Entre-temps, il pleut, il fait froid, il fait noir tôt, les stores du paradis sont baissés, tirés, pivotés et Nougat le gros chat va mieux. Depuis une grosse semaine, elle n'a pas vomi une seule fois. La médication semble porter fruit. La nuit, elle est plus colleuse que jamais, au grand plaisir de M. qui la serre au creux de son bras comme il le ferait avec une peluche. L'amour, c'est de toute beauté.

Moi, je vais, j'avance. Mon moral se maintient sur air d'aller agréable. Côté émotions, ça bouillonne beaucoup moins. Le processus de récolte de réponses à propos de notre constitution physiologique d'êtres reproducteurs arrivera à terme éventuellement, le temps de passer les tests nécessaires dans de telles situations et de mettre la main sur les résultats. Aussi, maintenant que nous nous sommes rejoints à mi-chemin entre mon mode explosif et son mode implosif, M. et moi communiquons plus facilement à ce sujet. Il faut bien apprendre à continuer.

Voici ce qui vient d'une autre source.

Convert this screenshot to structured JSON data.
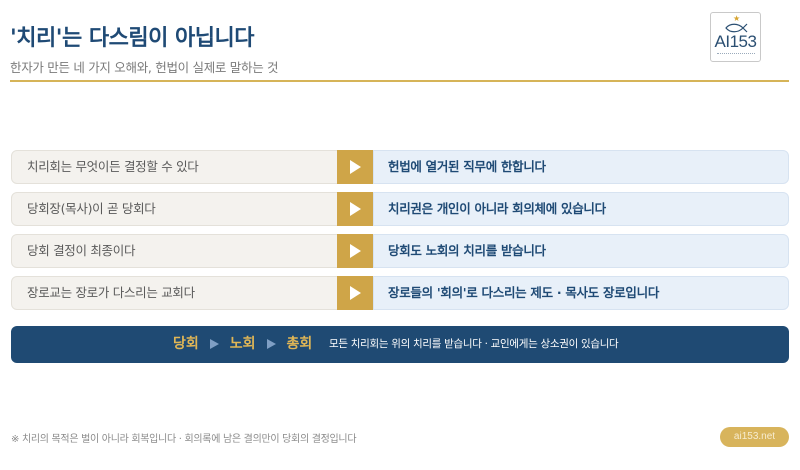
{
  "header": {
    "title": "'치리'는 다스림이 아닙니다",
    "subtitle": "한자가 만든 네 가지 오해와, 헌법이 실제로 말하는 것"
  },
  "logo": {
    "text": "AI153",
    "icon": "fish-icon"
  },
  "rows": [
    {
      "misconception": "치리회는 무엇이든 결정할 수 있다",
      "truth": "헌법에 열거된 직무에 한합니다"
    },
    {
      "misconception": "당회장(목사)이 곧 당회다",
      "truth": "치리권은 개인이 아니라 회의체에 있습니다"
    },
    {
      "misconception": "당회 결정이 최종이다",
      "truth": "당회도 노회의 치리를 받습니다"
    },
    {
      "misconception": "장로교는 장로가 다스리는 교회다",
      "truth": "장로들의 '회의'로 다스리는 제도 · 목사도 장로입니다"
    }
  ],
  "banner": {
    "chain": [
      "당회",
      "노회",
      "총회"
    ],
    "note": "모든 치리회는 위의 치리를 받습니다 · 교인에게는 상소권이 있습니다"
  },
  "footer": {
    "note": "※ 치리의 목적은 벌이 아니라 회복입니다 · 회의록에 남은 결의만이 당회의 결정입니다",
    "site": "ai153.net"
  },
  "colors": {
    "navy": "#1f4a73",
    "gold": "#cfa548",
    "light_blue": "#e8f0f9",
    "light_gray": "#f4f2ee"
  }
}
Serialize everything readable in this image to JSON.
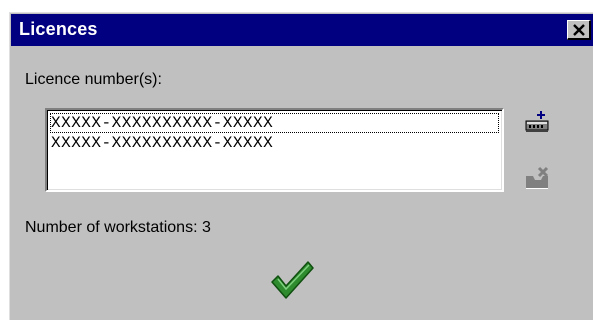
{
  "dialog": {
    "title": "Licences",
    "close_label": "×"
  },
  "licences": {
    "label": "Licence number(s):",
    "items": [
      "XXXXX-XXXXXXXXXX-XXXXX",
      "XXXXX-XXXXXXXXXX-XXXXX"
    ],
    "add_icon": "add-licence-icon",
    "remove_icon": "remove-licence-icon"
  },
  "workstations": {
    "text": "Number of workstations: 3"
  },
  "ok_icon": "checkmark-icon",
  "colors": {
    "titlebar": "#000080",
    "dialog_bg": "#c0c0c0",
    "checkmark": "#2e8b2e"
  }
}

Ces jours-ci, mon intuition est aiguisée. Des choses me viennent à l'esprit de façon vive. Parfois, je les sens plutôt. Ces jours-ci, se sont surtout des informations à propos de certains individus qui m'entourent qui se manifestent de nulle part. J'en suis même venue à me dire que si quelqu'un m'aidait à canaliser ces intuitions, à les reconnaître d'entre toutes les autres informations générées par diverses sources - liens logiques, déductions, présomptions, connaissances - à coup sûr, je pourrais peut-être faire quelque chose avec ça. Quoi qu'il en soit, quand elles s'allument et me guident, j'essaie de les mettre à profit des individus concernés du mieux que je le peux, quand je le peux surtout. Parfois, mes intuitions sont tout à fait anodines.

M. aussi réalise que son intuition se développe. Vendredi soir dernier, il a formulé une réflexion à voix haute qui s'est avérée chose concrétisée samedi en début d'après-midi. De l'expérience il a dit: "J'ai l'impression d'être Dieu." Rien de moins. Omniscient pour une fraction de seconde, puis omniscient à nouveau pour une seconde fraction de seconde, ça équivaut à l'omniscience. Non, bien sûr que non, mais tout de même, l'intuition est un élixir bien enivrant. Principalement parce qu'elle se manifeste spontanément, qu'elle glisse de l'attention comme un poisson frétillant pour retomber parmi toutes les autres pensées qui surviennent, mais que lorsqu'elle se matérialise et que nous avions su la formuler ou le reconnaître assez longtemps pour la distinguer clairement dans notre langage intérieur, le lien entre nous et le monde se fortifie, se consolide. L'intuition est la preuve de notre synergie collective. Elle est l'étincelle qui déflagre la foi.

11.11.2008

volontarisme

Ce matin, en écoutant la radio parlée, j'ai entendu un documentariste qui, ayant travaillé sur le sujet de la Première Guerre Mondiale, aussi connue sous le nom de la Guerre des Guerres, disait ne pas arriver à imaginer ce que ce fut d'être dans les tranchées alors, maintenant, jamais. Jour de l'Armistice. Il y a quatre-vingt-dix ans le clairon sonnait la fin de quatre années de bouleversement planétaire. Le monde venait de conclure un acte collectif qui avait uni et déchiré tout à la fois des nations. Pour la première fois, les ravages des armées avaient affectés de nombreux joueurs, simultanément. Peut-être un premier soubresaut de mondialisation.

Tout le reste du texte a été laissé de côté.